From this study of molecular solids, insight was gained into the degree of architectural control which can be achieved and maintained in the fabrication of assemblies which have been called organized chemical systems. Auger depth profiling was established as a reliable technique for determining the elemental composition in depth of phthalocyanine/phthalocyanine (Pc/Pc) and Pc/metal interfaces initially. Also examined were the mechanisms which can lead to physical and chemical degradation of these interfaces with time.
A variety of techniques were relied upon to study the chemical degradation of FePc which took place during annealing in air. A fairly detailed understanding was obtained of the phenomena which take place when FePc is annealed.
The question of a molecular sputtering mechanism was addressed from a unique perspective. The interest of this research group was in materials which were more complex than those which can be treated by molecular dynamics. Therefore, the approach taken here could not be quantitative or exact. However, by examining some basic parameters such as diffusivity, fragmentation, energy loss cross-section, and range for various charged particles, these results could be examined in greater detail than that usually employed for molecular sputtering.

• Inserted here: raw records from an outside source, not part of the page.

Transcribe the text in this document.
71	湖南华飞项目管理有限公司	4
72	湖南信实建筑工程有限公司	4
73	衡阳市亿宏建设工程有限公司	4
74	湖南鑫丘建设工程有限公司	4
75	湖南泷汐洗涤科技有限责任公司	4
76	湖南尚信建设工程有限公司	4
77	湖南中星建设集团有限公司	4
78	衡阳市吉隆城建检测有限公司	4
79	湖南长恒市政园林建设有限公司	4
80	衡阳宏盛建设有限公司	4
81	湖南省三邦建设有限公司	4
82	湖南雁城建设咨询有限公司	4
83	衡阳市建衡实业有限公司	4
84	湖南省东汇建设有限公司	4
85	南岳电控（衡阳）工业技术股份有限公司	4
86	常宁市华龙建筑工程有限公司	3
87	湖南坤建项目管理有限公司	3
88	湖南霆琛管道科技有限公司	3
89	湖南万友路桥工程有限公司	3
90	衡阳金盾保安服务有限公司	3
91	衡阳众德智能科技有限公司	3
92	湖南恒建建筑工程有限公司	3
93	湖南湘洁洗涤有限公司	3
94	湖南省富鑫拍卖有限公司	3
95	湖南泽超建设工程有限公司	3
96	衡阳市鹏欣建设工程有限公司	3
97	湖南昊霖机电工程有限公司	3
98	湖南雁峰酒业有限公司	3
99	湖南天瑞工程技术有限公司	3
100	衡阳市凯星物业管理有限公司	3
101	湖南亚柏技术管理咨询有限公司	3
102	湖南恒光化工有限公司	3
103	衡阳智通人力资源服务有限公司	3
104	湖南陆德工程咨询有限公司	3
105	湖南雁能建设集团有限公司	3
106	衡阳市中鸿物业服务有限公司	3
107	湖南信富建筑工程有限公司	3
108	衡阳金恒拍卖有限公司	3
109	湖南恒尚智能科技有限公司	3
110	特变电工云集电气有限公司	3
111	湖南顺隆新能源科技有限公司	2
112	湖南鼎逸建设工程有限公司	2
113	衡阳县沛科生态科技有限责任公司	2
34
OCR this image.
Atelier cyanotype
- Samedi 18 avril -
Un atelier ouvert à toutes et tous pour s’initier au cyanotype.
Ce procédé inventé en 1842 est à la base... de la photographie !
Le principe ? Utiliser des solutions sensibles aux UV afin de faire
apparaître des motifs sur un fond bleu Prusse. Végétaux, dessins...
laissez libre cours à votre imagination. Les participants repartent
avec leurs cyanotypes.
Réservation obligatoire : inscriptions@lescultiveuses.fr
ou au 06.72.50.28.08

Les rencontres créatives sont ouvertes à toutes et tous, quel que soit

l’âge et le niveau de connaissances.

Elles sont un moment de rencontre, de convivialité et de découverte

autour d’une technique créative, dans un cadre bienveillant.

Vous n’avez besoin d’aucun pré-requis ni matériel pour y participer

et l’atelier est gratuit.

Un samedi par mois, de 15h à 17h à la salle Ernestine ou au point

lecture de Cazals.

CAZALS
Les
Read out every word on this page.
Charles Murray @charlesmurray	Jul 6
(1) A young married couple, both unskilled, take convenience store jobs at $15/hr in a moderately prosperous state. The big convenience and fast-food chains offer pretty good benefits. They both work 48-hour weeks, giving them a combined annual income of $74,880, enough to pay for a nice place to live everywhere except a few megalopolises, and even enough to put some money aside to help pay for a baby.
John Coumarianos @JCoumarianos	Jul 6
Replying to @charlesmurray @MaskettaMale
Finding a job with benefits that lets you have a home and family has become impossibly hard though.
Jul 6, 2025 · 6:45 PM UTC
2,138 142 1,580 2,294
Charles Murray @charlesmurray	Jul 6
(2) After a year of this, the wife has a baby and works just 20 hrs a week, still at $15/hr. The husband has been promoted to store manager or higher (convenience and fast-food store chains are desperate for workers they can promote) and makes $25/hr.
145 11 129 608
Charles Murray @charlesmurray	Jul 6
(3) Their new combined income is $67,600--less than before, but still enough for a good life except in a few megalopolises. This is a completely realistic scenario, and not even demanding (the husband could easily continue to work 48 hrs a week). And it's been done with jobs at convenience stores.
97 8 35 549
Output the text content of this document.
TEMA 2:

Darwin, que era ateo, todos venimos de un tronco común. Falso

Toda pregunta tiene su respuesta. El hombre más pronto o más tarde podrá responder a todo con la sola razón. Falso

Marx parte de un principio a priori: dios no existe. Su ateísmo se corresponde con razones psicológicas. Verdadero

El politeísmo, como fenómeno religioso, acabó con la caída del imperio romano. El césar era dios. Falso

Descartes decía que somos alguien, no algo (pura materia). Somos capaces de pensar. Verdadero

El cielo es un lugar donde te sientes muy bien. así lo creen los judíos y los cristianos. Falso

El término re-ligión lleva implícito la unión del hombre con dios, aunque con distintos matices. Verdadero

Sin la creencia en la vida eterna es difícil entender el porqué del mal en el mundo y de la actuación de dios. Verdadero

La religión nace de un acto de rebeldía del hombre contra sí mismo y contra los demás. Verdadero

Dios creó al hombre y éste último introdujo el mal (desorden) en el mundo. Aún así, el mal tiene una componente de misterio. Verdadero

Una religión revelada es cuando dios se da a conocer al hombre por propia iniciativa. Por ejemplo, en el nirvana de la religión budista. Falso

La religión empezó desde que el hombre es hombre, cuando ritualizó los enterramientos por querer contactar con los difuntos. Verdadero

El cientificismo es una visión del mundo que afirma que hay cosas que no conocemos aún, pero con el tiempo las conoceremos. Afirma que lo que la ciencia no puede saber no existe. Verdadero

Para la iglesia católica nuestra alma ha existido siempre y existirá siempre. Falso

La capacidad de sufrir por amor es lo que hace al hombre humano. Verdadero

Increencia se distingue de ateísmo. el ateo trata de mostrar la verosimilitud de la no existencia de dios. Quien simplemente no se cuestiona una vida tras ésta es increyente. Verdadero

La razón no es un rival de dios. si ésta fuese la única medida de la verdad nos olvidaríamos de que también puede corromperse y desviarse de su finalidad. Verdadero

Using the results obtained from these AES studies, the technique of SIMS was evaluated for the analysis in depth of molecular solids. Although SIMS data are perhaps more difficult to evaluate quantitatively, due to artifacts, the method did have advantages which allowed the identification of silver on the surface of unannealed Pc/Ag/glass assemblies. The presence of silver was not detectable by AES due to spectral overlap, and had not been anticipated by previous researchers.
Finally, some preliminary results with polymer film assemblies were presented. Although the major problems of charging and film rupture were avoided, the research was handicapped by a loss of the components of interest, which were low concentration of organic compounds dispersed in the polymer matrix.
Thesis (Ph.D.)--University of Illinois at Urbana-Champaign, 1981.